Да, забавно – запугать бестолковую Ирку этими «кошачьими» шепотками. И подождать, когда снизойдет до провинции, заявится на могилу к подружке детства, длинношерстной персидской Фру-Фру. И вот тогда-то, тогда дать маленький финальный аккорд, который позже особенно смаковали газетчики, – с «Я богатая и уплываю в Париж!» И все бы у Шурочки получилось, и денег уже скопилось как раз на щипцы, но кое-что подвело. Не поймешь: то ли простое любопытство, то ли все-таки совесть где-то выискалась между печенкой и селезенкой. Или глупое неумение вовремя останавливаться? Или?..
Не выдержала Ирка зрелища – как кошка, мертвая и довольная, вся в цветочках, уплывает в лодке по чахлой речке – и хлопнулась в настоящий барышневый обморок. Ну а Шурочка, прятавшаяся все это время в прибрежных камышах, тихонько колдовавшая, хихикавшая, – выскочила, да и принялась приводить Ирку в чувство. Все, все, нашутилась, можно и пощадить, рассмотреть заодно давнюю не-подружку поближе.

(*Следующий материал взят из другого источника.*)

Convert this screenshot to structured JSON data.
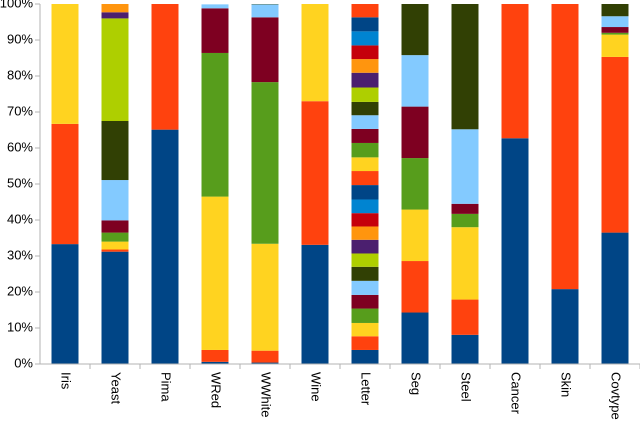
{
  "chart_data": {
    "type": "stacked-bar-100",
    "categories": [
      "Iris",
      "Yeast",
      "Pima",
      "WRed",
      "WWhite",
      "Wine",
      "Letter",
      "Seg",
      "Steel",
      "Cancer",
      "Skin",
      "Covtype"
    ],
    "colors": [
      "#004586",
      "#ff420e",
      "#ffd320",
      "#579d1c",
      "#7e0021",
      "#83caff",
      "#314004",
      "#aecf00",
      "#4b1f6f",
      "#ff950e",
      "#c5000b",
      "#0084d1"
    ],
    "values": [
      [
        33.3,
        33.4,
        33.3
      ],
      [
        31.2,
        0.6,
        2.2,
        2.5,
        3.4,
        11.2,
        16.4,
        28.5,
        1.7,
        2.3
      ],
      [
        65.1,
        34.9
      ],
      [
        0.6,
        3.3,
        42.6,
        39.9,
        12.4,
        1.1
      ],
      [
        0.4,
        3.3,
        29.7,
        44.9,
        18.0,
        3.6,
        0.1
      ],
      [
        33.1,
        39.9,
        27.0
      ],
      [
        3.9,
        3.8,
        3.7,
        4.0,
        3.8,
        3.9,
        3.9,
        3.7,
        3.8,
        3.7,
        3.7,
        3.8,
        4.0,
        3.9,
        3.8,
        4.0,
        3.9,
        3.8,
        3.7,
        4.0,
        4.1,
        3.8,
        3.8,
        3.9,
        3.9,
        3.7
      ],
      [
        14.3,
        14.3,
        14.3,
        14.3,
        14.3,
        14.3,
        14.2
      ],
      [
        8.1,
        9.8,
        20.1,
        3.7,
        2.8,
        20.7,
        34.8
      ],
      [
        62.7,
        37.3
      ],
      [
        20.8,
        79.2
      ],
      [
        36.5,
        48.8,
        6.2,
        0.5,
        1.6,
        3.0,
        3.4
      ]
    ],
    "ylim": [
      0,
      100
    ],
    "yticks": [
      {
        "value": 0,
        "label": "0%"
      },
      {
        "value": 10,
        "label": "10%"
      },
      {
        "value": 20,
        "label": "20%"
      },
      {
        "value": 30,
        "label": "30%"
      },
      {
        "value": 40,
        "label": "40%"
      },
      {
        "value": 50,
        "label": "50%"
      },
      {
        "value": 60,
        "label": "60%"
      },
      {
        "value": 70,
        "label": "70%"
      },
      {
        "value": 80,
        "label": "80%"
      },
      {
        "value": 90,
        "label": "90%"
      },
      {
        "value": 100,
        "label": "100%"
      }
    ]
  }
}
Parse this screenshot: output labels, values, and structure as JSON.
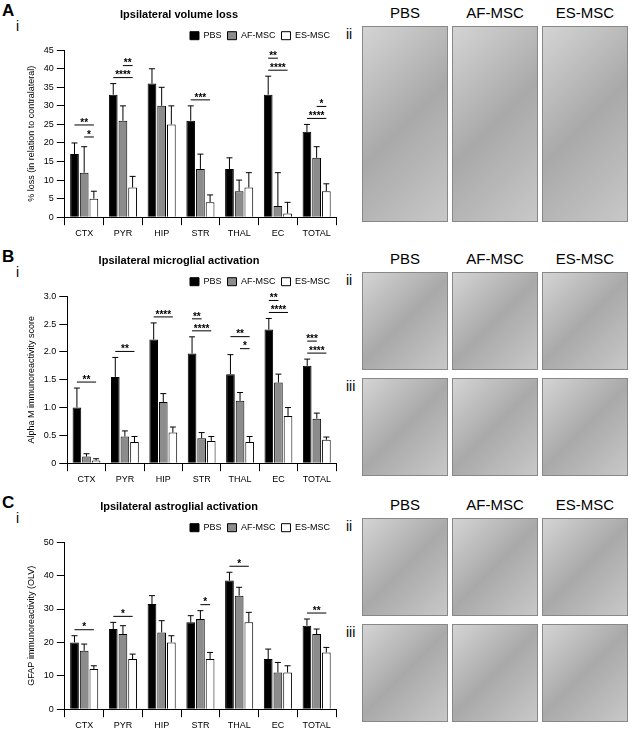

Шурочка и рассмотрела – серое платье, чопорный пучок, малюсенькие жемчужные сережки и унылые туфельки: ни бантов, ни пряжек, ни самоцветов. Не превратил Ирку в принцессу большой город. Наоборот: сахарная куколка, любившая лазурные, розовые и еще бог знает какие платья, напоминать стала пыльную мышь. И пугливая какая… в детстве Ирка такой не была, сама смеялась над обморочными. Это что же… везде так? Серо? Пресно? Запрещают быть собой? Да нет, не может быть, наверное, просто нашлись в новой жизни другие барышни: ярче, увереннее, богаче, такие, среди которых Ирка сама себя наконец-то почувствовала Ослиной Шкурой, жалкой провинциалкой. А вот попади в большой город Шурочка – не заробела бы, а еще, конечно, вырядилась бы в самые безумные модные вещи, завивала бы волосы втрое пышнее нынешнего, и сапоги, вот бы добыть себе высокие великолепные сапожки с отворотами… Ладно. Чего мечтать.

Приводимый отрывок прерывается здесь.